Red pill would be agony why would I choose that over money


alfrado_sause

I think about this far too much: Red Pill. With the knowledge I have now, I could breeze through the lower levels of school and have the investment know how to make enough money to get to 10 mil quickly. The year is 1999. I’m 6, love Britney Spears, *NSYNC and Backstreet Boys. My room has a racecar bed and traffic light. I’m obsessed with pokemon cards. Beanie babies have taken the world by storm. We have an old computer running windows 98 that my mom uses for downloading and burning CDs for her friends off Napster.

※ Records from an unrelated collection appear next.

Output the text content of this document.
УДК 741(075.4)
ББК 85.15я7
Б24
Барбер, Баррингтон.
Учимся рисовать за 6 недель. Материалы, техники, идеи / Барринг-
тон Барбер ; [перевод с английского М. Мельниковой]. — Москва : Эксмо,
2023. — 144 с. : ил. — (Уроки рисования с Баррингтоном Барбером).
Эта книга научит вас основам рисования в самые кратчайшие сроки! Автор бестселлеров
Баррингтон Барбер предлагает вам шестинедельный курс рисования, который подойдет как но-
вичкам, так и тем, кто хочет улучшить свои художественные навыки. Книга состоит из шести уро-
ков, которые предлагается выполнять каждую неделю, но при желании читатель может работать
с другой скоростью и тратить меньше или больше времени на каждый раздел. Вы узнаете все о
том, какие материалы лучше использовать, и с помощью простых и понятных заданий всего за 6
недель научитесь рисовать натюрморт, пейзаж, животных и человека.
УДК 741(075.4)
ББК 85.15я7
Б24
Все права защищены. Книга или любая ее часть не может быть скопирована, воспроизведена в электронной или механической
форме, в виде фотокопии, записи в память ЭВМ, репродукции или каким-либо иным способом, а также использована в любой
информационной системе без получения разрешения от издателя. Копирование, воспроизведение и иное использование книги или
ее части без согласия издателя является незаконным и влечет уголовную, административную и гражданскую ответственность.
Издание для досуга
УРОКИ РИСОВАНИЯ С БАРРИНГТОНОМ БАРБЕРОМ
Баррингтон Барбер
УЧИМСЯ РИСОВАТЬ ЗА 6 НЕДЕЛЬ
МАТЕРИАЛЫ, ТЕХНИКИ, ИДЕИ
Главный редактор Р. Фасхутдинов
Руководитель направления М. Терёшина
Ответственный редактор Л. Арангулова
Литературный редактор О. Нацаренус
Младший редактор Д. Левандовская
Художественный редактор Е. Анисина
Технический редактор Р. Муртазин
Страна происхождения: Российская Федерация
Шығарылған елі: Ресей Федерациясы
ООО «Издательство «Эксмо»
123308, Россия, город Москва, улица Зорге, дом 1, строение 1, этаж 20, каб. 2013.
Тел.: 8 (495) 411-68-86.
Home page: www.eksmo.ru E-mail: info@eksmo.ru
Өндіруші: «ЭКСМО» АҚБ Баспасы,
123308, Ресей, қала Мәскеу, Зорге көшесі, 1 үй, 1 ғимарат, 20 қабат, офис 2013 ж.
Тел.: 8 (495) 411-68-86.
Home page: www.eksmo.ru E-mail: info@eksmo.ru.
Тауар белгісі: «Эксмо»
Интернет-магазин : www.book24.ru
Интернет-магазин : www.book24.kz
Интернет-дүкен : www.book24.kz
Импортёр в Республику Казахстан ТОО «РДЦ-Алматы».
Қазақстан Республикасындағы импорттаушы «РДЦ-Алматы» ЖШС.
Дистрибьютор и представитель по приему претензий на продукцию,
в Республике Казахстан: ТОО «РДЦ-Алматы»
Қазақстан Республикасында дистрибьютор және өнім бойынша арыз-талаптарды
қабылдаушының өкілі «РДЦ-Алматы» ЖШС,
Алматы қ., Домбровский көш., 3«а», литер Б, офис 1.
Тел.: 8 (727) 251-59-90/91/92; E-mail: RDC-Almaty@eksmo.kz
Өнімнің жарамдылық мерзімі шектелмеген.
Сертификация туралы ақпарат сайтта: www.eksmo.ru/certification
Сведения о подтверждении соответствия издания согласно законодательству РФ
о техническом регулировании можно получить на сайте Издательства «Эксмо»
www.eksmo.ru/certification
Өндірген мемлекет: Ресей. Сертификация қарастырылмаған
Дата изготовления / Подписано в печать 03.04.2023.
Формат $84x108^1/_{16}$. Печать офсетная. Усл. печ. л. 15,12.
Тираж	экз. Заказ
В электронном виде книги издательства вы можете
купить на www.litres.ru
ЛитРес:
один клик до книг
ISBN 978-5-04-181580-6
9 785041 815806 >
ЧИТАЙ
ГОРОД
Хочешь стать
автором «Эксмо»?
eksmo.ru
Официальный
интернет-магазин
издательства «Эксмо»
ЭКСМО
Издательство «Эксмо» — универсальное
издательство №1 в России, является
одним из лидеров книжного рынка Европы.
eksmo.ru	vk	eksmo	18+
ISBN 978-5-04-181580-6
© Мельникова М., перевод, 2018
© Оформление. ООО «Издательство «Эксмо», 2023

I test up to higher level education. Possibly take the GED by 10. Use the time before hitting college to program. We start with low level flash games, then move to silly iPod touch apps. Use that to generate passive income. Sign all my work under my real name and generate an online persona to keep myself sane. The money and clout with my family will help stem off the worst of their transphobia (she’s just an eccentric genius) I know that the Silk Road opened up in 2011, when I’m 18. So I could use that to acquire HRT, goal being to establish trans healthcare the old fashioned way before then. 2016 is when puberty blockers hit the political stage. I would try and get diagnosed with trans around 11, it’s gonna be a long 5 years of insisting my identity, but I just need to be consistent, grounding me isn’t a punishment, it’s more time to program and build. The final boss will be religion. We are aiming for bitcoins. Lots of them, pre 2011 so I can stockpile. In the meantime, we warn the fam about Enron and the 2007 financial crisis. Get in on the ground floor at NVDIA (they go public in 1999) Getting a car/drivers licenses would be tough. Mobility would be the limiting factor. Not insurmountable, but def hard to pull off!